I am passionate about public libraries because I recognize the value added to my life, personal and professional, by library activities and resources. Libraries in general are a critical part of public infrastructure that provide access to knowledge through technology, workshops, career exploration, literacy programs, books and most certainly the professional staff that engage with community members each day. A study by the American Library Association found that 94% of American’s believe a public library improves the quality of life in a community. By looking to outsource the public library to a private company, the City Council is signaling a lack of commitment to quality of life standards in Escondido.
Libraries were designed and intended to be funded by public taxation. Libraries represent a collective public investment in organized accessible knowledge. Government provides public libraries so one or all can use them to the betterment of society. The private sector only provides libraries for profit. The company under consideration to operate our library is currently hiring a sales person to “fulfill growth and revenue goals of the organization” and to “close long term multimillion dollar deals” at our expense. Escondido residents do not pay taxes with the intent to fund private business ventures. Instead, Escondido residents pay taxes for responsive city services including our own truly public library.
As library usage has surged, librarians have proven to be a superior interface for vetting materials and supporting an ever more diverse patronage. Professional librarians operate the Escondido Public Library. By outsourcing operations, we would effectively reduce the number of professional librarians and replace them with lesser qualified staff akin to book store clerks.
Finding alternative ways to reduce City expenses should be our first option. There is plenty of taxpayer money for core services, including libraries, if elected officials and bureaucrats stop confusing voters by shuffling their money around and diverting it to pet projects. Hundreds of thousands of your dollars have been spent indulging the Mayor’s vision of a new business park. Millions more have been spent on law suits for a long list of foolish court battles that ultimately placed Escondido on the losing side.

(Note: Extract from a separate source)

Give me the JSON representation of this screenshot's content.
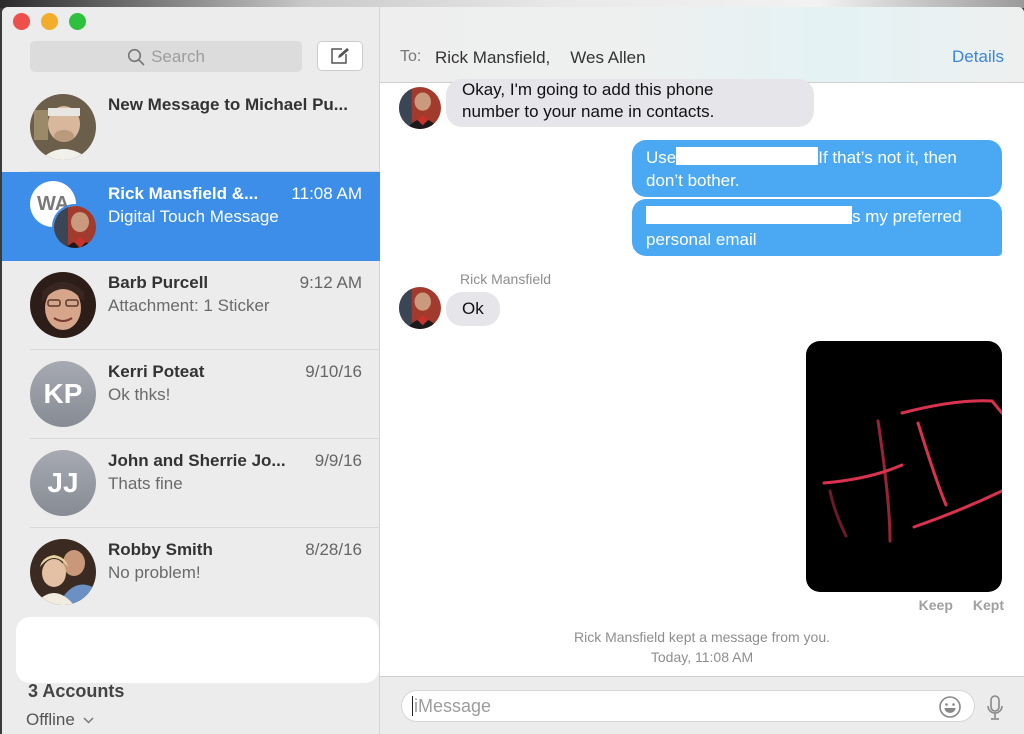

Every year, we spend hundreds of thousands of dollars on consultants, lobbyists, and memberships to organizations that do not provide a return on our investment. A recent change in the structure of City budget documents obscures these amounts from public scrutiny but that’s a discussion for a future column.
The Escondido Public Library is one of the most heavily used community assets. For over a decade we have failed to prioritize expansion of the library. A voter approved bond will be necessary to follow through with the slow moving vision of a new state-of-the-art library in an expanded Grape Day Park. If the City Council majority struggles to see the value of operating a public library, then I question how any taxpayer could trust city officials by supporting a large library bond measure for a private company to operate.
Regardless of your thoughts about global, national or state politics – you should care about this specific community issue and take the opportunity to engage with local government. I plan to do everything I can to protect our public library but I cannot do it alone.